While Congress considers passing a short-term solution, such as the proposed two-year renewal, Congress must also create a new pipeline that addresses the critical failings of the previous system. Under the FCC mandate, interagency wrangling and a bureaucratic slowdown have delayed the freeing up of spectrum for the usage of 5G networks which has prevented new technology from reaching American consumers, all while putting the US behind in the global race for 5G.

 Government agencies have consistently interfered in the FCCs spectrum auctions by pressuring firms into accepting network launch delays, putting the entire investment cycle at risk given that they spent billions of dollars to secure specific frequencies under a timetable. This was observed when the Federal Aviation Administration (FAA) pressured AT&T and Verizon to postpone the activation of their newly constructed C-band 5G towers by six weeks while also getting them to continue mitigation efforts on towers nearby airports through the end of 2022. This was based on unsupported claims that radio frequencies under the C-band would interfere with aircraft altimeters, despite the same frequency not causing any interference issues abroad.

 Rather than being the exception, the FAA’s behavior is part of a much larger pattern of agency interference in spectrum allocation. Beyond the FAA, the Department of Defense and Department of Transportation have made efforts to derail FCC spectrum allocation by supported claims of potential interference by 5G towers or unlicensed users operating on similar frequencies.

 As a result, such delays hurt the bottom line of wireless providers who have promised consumers and investors specific launch dates and operational goals. This not only delays consumer access to critical 5G networks but also deters firms from further investment spending due to increased risks and uncertainty from potential government interference.

 Any delay in the development of 5G threatens the 3.8 million jobs and $1.4 trillion of economic growth that analysts expect it to create. According to a study conducted by the GSM Association, up to 40% of these benefits could be lost if the US fails to make more spectrum available for mobile services. For consumers, that could mean billions in lost savings and a vastly reduced job market.

 Beyond 5G, spectrum grants access to cutting-edge Internet of Things (IoT) technology, which can be used to power smart cities. In these cities, urban planners can use spectrum to accomplish tasks such as dimming lights in unoccupied areas or reorienting traffic signals to maximize efficiency. Each of these improvements bolsters consumers quality of life, while saving them time and using their tax dollars more effectively. Without access to spectrum, however, these benefits will remain a pipedream. If the FCC can successfully expedite the distribution of spectrum, consumers stand to benefit all the sooner.

 The vast economic potential of spectrum has prompted global competitors to begin crafting pipelines between their governments and businesses.

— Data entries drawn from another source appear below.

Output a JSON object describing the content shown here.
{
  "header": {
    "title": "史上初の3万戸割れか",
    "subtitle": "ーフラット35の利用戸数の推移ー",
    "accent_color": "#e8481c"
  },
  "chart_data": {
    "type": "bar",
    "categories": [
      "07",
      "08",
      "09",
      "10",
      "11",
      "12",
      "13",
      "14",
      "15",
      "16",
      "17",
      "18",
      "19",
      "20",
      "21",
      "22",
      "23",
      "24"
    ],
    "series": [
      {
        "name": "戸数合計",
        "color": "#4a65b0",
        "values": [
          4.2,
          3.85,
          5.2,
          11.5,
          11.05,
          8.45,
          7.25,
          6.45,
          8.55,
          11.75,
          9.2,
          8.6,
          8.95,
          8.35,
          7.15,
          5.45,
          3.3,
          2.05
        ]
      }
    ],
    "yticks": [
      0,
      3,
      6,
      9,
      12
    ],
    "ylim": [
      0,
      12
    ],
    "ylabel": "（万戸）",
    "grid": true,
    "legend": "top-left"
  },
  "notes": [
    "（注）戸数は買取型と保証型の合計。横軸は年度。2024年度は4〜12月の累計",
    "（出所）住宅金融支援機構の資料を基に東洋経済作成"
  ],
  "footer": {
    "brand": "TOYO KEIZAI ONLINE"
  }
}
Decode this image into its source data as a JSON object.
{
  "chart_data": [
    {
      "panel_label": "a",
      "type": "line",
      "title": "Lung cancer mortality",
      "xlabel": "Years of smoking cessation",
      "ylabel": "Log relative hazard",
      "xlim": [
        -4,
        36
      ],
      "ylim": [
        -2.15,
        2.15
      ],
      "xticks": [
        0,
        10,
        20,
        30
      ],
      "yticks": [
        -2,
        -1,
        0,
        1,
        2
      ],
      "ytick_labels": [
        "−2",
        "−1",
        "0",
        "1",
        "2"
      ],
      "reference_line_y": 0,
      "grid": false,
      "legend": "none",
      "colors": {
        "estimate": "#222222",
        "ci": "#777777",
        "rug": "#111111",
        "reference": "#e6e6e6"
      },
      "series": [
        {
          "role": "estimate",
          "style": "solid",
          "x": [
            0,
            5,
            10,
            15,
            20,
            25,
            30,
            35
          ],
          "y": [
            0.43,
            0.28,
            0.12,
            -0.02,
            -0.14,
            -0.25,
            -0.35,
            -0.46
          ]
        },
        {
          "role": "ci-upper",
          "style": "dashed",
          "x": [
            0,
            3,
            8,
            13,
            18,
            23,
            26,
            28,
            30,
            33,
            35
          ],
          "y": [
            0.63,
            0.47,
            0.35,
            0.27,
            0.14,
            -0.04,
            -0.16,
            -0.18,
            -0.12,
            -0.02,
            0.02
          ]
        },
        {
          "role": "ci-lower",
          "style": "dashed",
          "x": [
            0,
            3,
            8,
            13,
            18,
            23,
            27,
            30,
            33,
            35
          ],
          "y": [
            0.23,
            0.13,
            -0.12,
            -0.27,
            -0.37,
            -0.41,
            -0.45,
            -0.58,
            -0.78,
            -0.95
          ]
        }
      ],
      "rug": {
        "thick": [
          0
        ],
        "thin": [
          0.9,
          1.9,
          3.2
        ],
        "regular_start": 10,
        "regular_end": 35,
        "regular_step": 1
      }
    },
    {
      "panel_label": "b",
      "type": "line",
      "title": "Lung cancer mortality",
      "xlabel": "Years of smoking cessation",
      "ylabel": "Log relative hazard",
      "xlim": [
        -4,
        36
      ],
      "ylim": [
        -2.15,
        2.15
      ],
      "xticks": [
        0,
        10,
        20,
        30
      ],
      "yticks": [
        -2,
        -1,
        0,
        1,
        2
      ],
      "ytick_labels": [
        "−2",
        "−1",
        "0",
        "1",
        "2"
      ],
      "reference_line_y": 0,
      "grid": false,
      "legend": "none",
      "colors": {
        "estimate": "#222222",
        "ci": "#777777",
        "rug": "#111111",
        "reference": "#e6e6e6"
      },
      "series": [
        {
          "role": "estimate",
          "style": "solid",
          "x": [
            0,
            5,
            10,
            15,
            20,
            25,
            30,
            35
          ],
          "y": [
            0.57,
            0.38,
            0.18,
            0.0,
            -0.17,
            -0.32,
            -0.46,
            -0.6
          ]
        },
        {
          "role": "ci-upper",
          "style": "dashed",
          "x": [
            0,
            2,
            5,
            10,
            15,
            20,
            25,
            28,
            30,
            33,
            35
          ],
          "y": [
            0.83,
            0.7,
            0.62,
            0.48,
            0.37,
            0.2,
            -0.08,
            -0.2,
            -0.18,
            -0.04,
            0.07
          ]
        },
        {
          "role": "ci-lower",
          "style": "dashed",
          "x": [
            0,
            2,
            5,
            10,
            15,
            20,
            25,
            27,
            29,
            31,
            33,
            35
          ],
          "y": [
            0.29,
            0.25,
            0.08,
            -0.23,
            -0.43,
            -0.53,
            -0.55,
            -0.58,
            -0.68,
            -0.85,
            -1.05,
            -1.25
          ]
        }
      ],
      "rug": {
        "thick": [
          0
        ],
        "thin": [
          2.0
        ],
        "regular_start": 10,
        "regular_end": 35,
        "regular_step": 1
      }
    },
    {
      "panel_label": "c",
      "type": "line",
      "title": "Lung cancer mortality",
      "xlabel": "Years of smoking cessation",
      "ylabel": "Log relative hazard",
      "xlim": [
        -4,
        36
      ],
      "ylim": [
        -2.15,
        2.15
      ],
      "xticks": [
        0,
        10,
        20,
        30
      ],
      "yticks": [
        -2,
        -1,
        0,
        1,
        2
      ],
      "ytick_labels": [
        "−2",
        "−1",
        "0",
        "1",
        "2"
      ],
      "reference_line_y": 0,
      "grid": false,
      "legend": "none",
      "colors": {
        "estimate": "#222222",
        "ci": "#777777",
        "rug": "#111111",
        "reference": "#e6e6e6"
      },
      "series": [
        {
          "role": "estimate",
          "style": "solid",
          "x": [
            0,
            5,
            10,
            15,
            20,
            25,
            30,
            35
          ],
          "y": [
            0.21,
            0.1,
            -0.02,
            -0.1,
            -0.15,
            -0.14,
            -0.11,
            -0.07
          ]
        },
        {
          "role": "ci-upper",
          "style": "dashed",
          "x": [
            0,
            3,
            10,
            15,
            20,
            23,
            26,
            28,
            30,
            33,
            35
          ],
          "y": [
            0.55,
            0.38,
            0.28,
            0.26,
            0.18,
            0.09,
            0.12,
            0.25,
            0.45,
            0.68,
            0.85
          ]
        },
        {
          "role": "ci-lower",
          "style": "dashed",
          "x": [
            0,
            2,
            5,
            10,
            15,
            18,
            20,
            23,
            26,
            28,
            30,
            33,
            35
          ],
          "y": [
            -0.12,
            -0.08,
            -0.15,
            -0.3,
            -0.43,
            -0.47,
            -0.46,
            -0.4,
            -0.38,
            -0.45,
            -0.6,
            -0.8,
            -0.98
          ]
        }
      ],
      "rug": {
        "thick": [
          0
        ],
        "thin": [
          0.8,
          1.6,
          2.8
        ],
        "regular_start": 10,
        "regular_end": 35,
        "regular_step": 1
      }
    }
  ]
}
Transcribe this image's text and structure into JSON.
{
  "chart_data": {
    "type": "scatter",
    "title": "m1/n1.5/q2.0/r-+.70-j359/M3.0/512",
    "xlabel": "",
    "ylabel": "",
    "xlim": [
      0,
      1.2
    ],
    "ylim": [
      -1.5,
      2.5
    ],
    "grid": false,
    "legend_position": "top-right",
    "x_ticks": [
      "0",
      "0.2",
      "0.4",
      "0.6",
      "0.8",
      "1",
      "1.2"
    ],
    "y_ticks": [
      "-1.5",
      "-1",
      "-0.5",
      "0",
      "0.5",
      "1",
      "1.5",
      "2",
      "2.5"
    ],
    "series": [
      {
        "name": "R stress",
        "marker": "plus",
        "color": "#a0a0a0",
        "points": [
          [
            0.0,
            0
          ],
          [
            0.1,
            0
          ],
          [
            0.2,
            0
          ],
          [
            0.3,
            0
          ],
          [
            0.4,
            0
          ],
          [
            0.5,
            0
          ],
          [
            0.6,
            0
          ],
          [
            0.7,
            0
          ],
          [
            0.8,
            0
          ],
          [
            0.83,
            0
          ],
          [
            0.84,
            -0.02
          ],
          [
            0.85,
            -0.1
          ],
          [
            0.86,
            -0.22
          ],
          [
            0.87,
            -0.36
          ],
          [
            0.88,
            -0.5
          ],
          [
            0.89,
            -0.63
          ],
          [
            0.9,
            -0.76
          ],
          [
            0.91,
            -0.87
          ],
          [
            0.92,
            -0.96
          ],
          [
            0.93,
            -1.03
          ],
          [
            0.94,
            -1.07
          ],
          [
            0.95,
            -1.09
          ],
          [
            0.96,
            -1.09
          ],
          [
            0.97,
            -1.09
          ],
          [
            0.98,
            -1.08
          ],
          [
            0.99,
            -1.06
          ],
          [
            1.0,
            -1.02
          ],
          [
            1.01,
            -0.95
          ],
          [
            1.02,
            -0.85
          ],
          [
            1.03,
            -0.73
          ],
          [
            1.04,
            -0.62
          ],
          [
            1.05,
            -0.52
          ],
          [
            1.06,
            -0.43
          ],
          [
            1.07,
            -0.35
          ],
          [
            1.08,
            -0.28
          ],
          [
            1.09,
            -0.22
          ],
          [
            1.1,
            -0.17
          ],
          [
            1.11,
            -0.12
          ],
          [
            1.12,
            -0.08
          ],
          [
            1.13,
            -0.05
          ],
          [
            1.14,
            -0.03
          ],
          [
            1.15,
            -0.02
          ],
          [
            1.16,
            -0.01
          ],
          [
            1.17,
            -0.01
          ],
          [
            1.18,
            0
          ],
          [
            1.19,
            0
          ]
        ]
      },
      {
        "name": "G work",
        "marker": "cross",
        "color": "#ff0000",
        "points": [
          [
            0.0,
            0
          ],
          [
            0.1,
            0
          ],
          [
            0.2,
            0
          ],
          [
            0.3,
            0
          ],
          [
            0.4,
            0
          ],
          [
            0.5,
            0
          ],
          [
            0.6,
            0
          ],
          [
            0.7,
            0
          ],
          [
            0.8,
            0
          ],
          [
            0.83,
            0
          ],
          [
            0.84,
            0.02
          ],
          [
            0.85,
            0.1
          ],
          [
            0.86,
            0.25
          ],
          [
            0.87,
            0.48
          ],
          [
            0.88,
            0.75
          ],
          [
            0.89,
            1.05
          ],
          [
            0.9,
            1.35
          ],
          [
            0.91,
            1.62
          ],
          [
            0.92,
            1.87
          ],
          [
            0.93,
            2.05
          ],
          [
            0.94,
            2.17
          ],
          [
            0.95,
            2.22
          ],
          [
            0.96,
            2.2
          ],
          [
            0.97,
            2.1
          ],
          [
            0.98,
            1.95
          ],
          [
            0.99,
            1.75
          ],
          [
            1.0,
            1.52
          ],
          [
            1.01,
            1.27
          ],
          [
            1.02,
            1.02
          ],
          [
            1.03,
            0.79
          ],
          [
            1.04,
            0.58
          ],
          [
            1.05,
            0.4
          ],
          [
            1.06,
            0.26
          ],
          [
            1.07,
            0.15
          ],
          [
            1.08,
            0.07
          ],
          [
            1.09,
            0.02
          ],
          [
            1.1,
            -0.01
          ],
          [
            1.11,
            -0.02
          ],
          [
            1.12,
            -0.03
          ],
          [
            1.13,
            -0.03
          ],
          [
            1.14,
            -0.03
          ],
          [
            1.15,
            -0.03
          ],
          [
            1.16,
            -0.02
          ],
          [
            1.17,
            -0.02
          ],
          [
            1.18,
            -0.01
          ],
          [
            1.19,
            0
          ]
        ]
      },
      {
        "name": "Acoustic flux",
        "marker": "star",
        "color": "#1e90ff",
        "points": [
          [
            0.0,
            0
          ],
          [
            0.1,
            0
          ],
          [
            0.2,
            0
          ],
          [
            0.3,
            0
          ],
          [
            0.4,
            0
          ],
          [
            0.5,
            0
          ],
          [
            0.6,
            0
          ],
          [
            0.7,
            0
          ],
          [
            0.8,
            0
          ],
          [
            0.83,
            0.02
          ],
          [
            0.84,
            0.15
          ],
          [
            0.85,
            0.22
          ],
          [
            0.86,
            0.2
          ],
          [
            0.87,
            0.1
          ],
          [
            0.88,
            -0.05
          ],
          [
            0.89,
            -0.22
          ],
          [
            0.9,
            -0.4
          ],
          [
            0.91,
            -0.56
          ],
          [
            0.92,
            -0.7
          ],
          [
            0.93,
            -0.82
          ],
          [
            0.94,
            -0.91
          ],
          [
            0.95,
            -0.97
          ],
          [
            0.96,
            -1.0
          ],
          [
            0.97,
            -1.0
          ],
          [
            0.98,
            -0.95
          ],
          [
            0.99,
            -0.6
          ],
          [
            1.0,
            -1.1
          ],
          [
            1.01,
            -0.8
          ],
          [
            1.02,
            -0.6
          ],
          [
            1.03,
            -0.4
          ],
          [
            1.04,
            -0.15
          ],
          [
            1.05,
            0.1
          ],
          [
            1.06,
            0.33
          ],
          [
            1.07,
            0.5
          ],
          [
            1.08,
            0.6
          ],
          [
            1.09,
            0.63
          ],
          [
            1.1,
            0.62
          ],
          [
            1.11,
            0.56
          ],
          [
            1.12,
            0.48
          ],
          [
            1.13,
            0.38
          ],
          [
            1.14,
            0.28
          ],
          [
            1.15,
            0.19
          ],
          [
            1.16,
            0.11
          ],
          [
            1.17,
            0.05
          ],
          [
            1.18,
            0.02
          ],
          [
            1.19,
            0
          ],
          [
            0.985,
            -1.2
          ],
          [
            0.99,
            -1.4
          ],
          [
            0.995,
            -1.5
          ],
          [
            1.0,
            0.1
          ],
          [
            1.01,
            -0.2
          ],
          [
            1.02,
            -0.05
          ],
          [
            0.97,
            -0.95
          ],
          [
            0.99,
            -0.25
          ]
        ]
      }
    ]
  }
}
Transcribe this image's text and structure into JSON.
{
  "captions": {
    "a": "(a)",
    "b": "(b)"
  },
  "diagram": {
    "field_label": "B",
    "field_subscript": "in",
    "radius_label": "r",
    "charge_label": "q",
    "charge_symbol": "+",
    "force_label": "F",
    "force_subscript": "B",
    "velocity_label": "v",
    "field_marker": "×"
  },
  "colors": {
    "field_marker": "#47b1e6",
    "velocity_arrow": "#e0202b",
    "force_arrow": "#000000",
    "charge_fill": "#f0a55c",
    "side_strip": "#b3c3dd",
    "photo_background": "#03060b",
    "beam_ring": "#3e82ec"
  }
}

China has leaped ahead of many other countries by taking significant steps to accelerate 5G availability, making hundreds of megahertz of spectrum available as far back as 2017. Chinas development of 5G represents a double threat to the US, jeopardizing its national security and undermining its economic competitiveness in the race to 5G, and eventually 6G.

 US tech companies need spectrum to avoid being left behind by foreign nations and tap into the economic opportunity of 5G and similar technologies. Whether through streamlining the auction process or requiring federal agencies to provide definitive evidence before blocking auctions, the government should prioritize maximizing its availability of spectrum.

 Action now will let the US put consumers first, instead of letting them fall prey to interagency infighting.